Nous découvrons ici un docteur réputé, le Dr. Eigil Börne, qui cherche à réussir et à être reconnu par ses pairs. Sa fiancée Helene le soutient, et même si cette quête de réussite la tient éloignée de lui, et que cela demande des sacrifices, elle est consciente que cela constitue un moyen pour eux d’espérer un avenir radieux. Il en serait ainsi si, soudainement, une danseuse ne se trouvait pas être charmée par le docteur, qui, malgré des réticences, va lui céder et rompre les fiançailles dans lesquelles il s’était engagé. Malgré la radicalité du geste, tout paraît alors plus léger, joyeux, un retour vers l’insouciance, dans une campagne de bord de mer synonyme de liberté, loin du tumulte de la ville. C’est le début d’une longue promenade dans la « nuit », une nuit qui se traduit par des incertitudes pour le Docteur Eigil Börne, la solitude pour Helene et la cécité, pour le peintre.

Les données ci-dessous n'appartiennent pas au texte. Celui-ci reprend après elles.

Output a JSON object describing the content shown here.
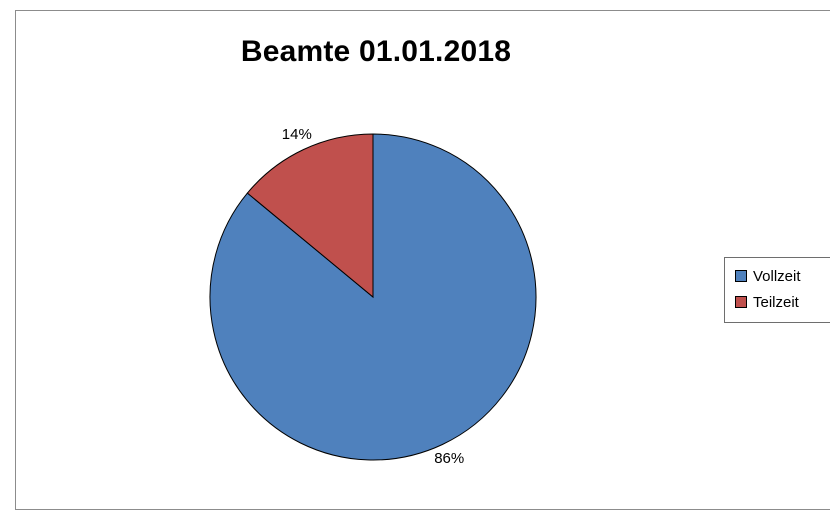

Dans ce film, Murnau met en scène un triangle amoureux, chose habituelle à l’époque. Le docteur et la danseuse flânent au bord de la mer pendant que l’ancienne fiancée brûle de vieilles lettres qu’elle avait gardé. Malgré la tristesse et la rancœur, elle rêve encore. Ici, tout semble dépasser les protagonistes. Le docteur ne peut refouler son attirance pour la danseuse malgré ses fiançailles engagées, et la danseuse ne pourra se retenir de se rapprocher du jeune peintre, mettant d’ailleurs en garde le docteur car elle savait pertinemment qu’elle ne pourrait résister malgré son amour pour lui. Dans Promenade dans la nuit, le destin est maître de tout, menant les actions des protagonistes, suivant les théories freudiennes qui s’immiscèrent dans le cinéma allemand des années 1920, et rappelant le cinéma de Victor Sjöström notamment, par exemple. En effet, ici les individus ne peuvent refouler les sentiments qu’ils ont les uns envers les autres, se laissant guider par des forces qui les dépassent. C’est l’un des points qui balisent la plupart des films de Murnau, l’un des exemples les plus proches dans sa propre filmographie restant la relation extra-conjugale et dévastatrice entre l’homme et la femme de la ville dans L’Aurore (1927).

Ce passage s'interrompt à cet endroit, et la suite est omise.